Pour revenir à l’article de Marlé Hammond, il a eu la bonne idée en appendice 1, de proposer des capture d’écran de films cités par lui-même : « Lie upon lie », « A kiss in Lebanon » ou encore « I killed my son » de Gamâl Makdûr ainsi qu’en appendice 2, un tableau, où l’auteur distingue les minutes où un baiser sur la bouche a lieu entre les protagonistes, ou un baiser sur la main, ou encore sur le front (pp 146-151).

J’ai effectué une recherche sur ce film, sauf erreur de ma part ce film n’est pas sorti en Egypte, peut-être dans un pays anglo-saxon. D’autre part, je voudrais souligner que, pour rester dans le registre du cinéma, ce sont des cinéastes égyptiens qui vivent hors de leur pays qui ont vraiment posé la question de la sexualité. J’en veut pour preuve le magnifique thriller Le Caire Confidentiel du cinéaste égyptien né à Stockholm en Suède, Tarik Saleh sortie en France en 2017 qui évoque le meurtre d’une call-girl dans un hôtel du Caire.Une grand réussite qui a été couronnée de prix internationaux.

Bien entendu d’autres contributions sont mentionnées dans ce livre très original et très riche.

Citons -les:

Désir sublimé, rationalisé, exposé, ridiculisé, la passion amoureuse dans la littérature arabe du VIII/XIV siècle de Monica Balda-Tillier, mettant l’accent sur le mode ‘udhrite ( courtois et platonique, et celui du Mujûn ( Ce n’est pas un genre littéraire mais un type d’écriture du libertinage jusque’à l’obscénité selon l ‘autrice).

Claire Savina s’est attachée à « De l’interprétation d’un traité de ‘ilm al -bâh à la réalisation du «  pornogramme » barthien. La traduction comme ravissement(s).

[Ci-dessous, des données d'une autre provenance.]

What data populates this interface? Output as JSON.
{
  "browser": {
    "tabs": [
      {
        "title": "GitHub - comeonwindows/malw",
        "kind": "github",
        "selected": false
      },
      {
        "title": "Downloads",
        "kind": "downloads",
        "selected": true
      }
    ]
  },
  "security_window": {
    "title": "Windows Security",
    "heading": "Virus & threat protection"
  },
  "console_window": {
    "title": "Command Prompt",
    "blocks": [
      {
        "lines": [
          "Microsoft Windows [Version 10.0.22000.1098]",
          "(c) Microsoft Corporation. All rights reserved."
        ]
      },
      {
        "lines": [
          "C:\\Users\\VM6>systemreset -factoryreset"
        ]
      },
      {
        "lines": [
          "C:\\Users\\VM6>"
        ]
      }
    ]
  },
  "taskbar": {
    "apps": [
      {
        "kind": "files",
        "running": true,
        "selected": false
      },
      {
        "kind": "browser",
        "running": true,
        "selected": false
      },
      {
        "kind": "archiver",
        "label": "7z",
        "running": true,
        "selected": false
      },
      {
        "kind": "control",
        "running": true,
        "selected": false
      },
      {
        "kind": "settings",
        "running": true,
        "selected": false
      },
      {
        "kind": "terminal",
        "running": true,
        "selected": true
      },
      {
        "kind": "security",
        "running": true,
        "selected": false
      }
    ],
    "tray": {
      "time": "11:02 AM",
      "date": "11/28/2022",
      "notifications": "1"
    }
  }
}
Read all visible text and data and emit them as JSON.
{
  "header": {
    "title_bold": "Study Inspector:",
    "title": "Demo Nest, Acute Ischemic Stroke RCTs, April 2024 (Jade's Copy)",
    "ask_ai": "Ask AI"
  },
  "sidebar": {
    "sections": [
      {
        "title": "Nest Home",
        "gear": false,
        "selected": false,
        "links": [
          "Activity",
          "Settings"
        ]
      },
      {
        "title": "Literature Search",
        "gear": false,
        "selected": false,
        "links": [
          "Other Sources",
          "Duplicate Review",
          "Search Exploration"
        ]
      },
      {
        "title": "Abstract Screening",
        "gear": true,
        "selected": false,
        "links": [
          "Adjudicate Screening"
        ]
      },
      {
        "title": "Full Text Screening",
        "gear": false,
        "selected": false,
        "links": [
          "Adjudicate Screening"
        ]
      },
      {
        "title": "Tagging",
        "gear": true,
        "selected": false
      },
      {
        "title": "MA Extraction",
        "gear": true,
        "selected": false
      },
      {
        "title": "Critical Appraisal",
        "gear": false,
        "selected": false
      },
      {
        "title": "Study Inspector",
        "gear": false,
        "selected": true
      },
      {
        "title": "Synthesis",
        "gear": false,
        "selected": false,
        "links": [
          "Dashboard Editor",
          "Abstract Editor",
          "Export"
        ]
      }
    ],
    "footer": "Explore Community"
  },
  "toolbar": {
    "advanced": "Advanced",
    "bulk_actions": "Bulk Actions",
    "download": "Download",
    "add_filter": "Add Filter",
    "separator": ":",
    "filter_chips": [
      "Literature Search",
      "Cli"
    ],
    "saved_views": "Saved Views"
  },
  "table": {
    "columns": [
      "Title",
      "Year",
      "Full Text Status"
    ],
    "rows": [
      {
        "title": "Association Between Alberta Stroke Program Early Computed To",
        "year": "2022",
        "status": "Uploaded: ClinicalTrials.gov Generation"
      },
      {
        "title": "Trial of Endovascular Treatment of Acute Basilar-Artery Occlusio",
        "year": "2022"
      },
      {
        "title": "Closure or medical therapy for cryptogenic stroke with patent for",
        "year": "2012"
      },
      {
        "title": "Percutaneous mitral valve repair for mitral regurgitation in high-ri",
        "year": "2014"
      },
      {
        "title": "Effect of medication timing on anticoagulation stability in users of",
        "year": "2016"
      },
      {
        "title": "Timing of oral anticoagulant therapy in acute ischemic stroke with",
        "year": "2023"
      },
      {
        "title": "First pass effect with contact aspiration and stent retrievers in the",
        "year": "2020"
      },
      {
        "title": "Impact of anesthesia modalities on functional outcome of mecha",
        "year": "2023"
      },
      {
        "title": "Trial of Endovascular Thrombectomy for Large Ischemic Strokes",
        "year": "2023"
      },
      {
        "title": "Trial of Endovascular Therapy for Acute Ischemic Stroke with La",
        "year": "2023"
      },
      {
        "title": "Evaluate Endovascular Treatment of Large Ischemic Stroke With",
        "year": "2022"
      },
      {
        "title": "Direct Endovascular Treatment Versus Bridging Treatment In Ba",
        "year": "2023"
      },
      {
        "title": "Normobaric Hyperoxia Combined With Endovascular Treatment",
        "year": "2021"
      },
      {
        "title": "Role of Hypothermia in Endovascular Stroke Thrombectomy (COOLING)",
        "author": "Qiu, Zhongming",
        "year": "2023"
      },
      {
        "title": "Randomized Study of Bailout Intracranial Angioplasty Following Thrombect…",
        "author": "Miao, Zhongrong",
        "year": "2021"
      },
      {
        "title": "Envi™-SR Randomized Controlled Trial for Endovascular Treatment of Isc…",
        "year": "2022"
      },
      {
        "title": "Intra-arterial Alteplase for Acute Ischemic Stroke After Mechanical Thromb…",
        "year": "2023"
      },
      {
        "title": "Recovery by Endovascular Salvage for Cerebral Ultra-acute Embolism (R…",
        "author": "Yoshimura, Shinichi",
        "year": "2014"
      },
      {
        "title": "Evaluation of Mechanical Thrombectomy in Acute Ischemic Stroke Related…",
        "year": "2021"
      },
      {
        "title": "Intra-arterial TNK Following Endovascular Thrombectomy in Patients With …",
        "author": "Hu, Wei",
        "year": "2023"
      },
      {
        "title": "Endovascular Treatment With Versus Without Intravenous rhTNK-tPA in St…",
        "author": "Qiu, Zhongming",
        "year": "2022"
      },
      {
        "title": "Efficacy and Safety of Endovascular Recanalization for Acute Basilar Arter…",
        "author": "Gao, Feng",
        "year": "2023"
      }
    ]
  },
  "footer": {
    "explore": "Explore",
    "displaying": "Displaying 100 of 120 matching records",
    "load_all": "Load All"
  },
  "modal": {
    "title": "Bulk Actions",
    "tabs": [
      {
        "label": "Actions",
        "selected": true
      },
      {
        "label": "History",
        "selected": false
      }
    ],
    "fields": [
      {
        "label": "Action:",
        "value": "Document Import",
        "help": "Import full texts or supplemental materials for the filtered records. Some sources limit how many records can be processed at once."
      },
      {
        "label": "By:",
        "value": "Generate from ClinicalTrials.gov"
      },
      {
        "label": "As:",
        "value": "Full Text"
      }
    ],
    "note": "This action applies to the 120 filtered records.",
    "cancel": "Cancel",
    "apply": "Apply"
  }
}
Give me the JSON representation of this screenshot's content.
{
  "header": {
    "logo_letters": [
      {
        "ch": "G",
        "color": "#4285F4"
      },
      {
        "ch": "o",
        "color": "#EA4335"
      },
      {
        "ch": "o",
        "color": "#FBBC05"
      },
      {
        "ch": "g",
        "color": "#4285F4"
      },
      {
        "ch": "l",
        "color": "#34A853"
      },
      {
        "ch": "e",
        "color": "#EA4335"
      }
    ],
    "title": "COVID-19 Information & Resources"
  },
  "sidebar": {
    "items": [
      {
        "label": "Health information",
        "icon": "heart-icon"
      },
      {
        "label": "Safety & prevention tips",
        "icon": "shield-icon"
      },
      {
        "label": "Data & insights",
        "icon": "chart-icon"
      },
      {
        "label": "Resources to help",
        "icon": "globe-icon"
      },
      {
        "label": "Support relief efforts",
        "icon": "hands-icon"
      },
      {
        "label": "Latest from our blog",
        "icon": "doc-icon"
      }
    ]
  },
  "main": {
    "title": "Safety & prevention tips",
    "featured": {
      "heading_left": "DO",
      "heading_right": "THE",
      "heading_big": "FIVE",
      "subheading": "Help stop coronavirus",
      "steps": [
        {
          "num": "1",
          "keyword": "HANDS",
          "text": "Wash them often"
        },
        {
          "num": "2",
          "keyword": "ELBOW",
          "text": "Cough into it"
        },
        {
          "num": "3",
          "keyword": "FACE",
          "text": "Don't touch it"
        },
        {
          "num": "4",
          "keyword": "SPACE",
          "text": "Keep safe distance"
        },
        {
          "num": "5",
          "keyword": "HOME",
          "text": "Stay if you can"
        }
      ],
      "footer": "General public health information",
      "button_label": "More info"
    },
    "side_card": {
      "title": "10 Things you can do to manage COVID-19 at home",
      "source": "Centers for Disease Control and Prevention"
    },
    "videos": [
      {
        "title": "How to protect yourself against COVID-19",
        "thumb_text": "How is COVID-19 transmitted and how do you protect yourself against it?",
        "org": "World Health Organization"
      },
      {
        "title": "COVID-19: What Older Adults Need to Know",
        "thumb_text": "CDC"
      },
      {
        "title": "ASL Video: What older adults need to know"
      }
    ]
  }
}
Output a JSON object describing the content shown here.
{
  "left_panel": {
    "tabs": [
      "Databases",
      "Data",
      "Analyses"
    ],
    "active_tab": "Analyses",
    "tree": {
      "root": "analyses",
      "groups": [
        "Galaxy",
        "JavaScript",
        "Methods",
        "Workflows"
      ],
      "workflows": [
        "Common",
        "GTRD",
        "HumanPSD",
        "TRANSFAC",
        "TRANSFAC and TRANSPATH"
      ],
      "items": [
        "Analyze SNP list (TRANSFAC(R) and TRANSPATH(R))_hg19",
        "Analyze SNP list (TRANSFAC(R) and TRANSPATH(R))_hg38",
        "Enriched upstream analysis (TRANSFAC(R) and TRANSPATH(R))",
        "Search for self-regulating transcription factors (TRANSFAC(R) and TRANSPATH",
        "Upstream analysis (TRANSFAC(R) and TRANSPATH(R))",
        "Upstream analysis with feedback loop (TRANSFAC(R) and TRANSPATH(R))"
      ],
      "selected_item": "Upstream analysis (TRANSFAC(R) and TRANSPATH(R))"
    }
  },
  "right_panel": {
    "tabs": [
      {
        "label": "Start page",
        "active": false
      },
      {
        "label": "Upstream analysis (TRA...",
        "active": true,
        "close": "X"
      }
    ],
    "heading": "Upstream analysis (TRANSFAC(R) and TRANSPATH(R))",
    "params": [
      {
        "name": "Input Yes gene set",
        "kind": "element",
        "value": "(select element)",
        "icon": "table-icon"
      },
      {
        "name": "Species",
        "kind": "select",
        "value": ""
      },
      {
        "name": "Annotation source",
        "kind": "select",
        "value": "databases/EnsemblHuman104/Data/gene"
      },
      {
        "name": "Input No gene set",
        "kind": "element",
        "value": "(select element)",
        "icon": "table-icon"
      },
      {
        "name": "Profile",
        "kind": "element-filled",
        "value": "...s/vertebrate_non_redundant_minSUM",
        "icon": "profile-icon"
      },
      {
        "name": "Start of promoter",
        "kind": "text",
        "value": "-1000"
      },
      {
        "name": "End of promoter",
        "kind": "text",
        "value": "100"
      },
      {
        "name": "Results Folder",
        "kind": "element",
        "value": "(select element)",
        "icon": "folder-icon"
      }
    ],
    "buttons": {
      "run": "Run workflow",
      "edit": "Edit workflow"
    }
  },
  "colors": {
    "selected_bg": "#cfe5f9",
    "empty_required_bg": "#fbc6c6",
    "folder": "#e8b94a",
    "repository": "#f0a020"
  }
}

Shireen Hamza et Pernilla Myrne ont developpé respectivement Sex in the Kitchen. Aphrodisiac Recipes in Tench-Century Medicine and Cuisine et Words of Advice and Desire. women as Erotic Experts and Advisers in Premodern Arabic Erotica.

Rima Sleiman propose  » Ambivalence et désir paradoxal dans le roman arabe moderne », l’exemple de la femme à la fiole de Selim Matar.

Danilo Marino , a écrit le texte portant sur Le plaisir de l’ivresse. Haschich et littérature homoérotique à l’époque mamelouke.

Frédéric Lagrange a donné une contribution titrée Chanter le désir, mimer l’obscénité. Fantasmes masculins, agaceries féminines dans la chanson égyptienne, de l’ère des almées aux danseuses satellitaires et chanteurs toktok.

Mariem Guellouz quant à elle s’est attelée aux Pratiques langagières à l’épreuve des homosexualités.

Le dernier article et non des moindres est de Gabriel Semreme et porte sur Mithliyy, mithlak, langue et militantismes LGBTQ au Liban et en Palestine.

L’ensemble de l’ouvrage forme un tout cohérent, inédit et très intéressant à découvrir, afin de mieux comprendre la civilisation arabe dans ce qu’elle a plus raffiné pour éviter toute forme de censure, et de plus moderne par l’ouverture et la communication avec les autres cultures d’hier et d’aujourd’hui.

Des références de livre et d’études complètent l’ouvrage pour prolonger la découverte ou la recherche.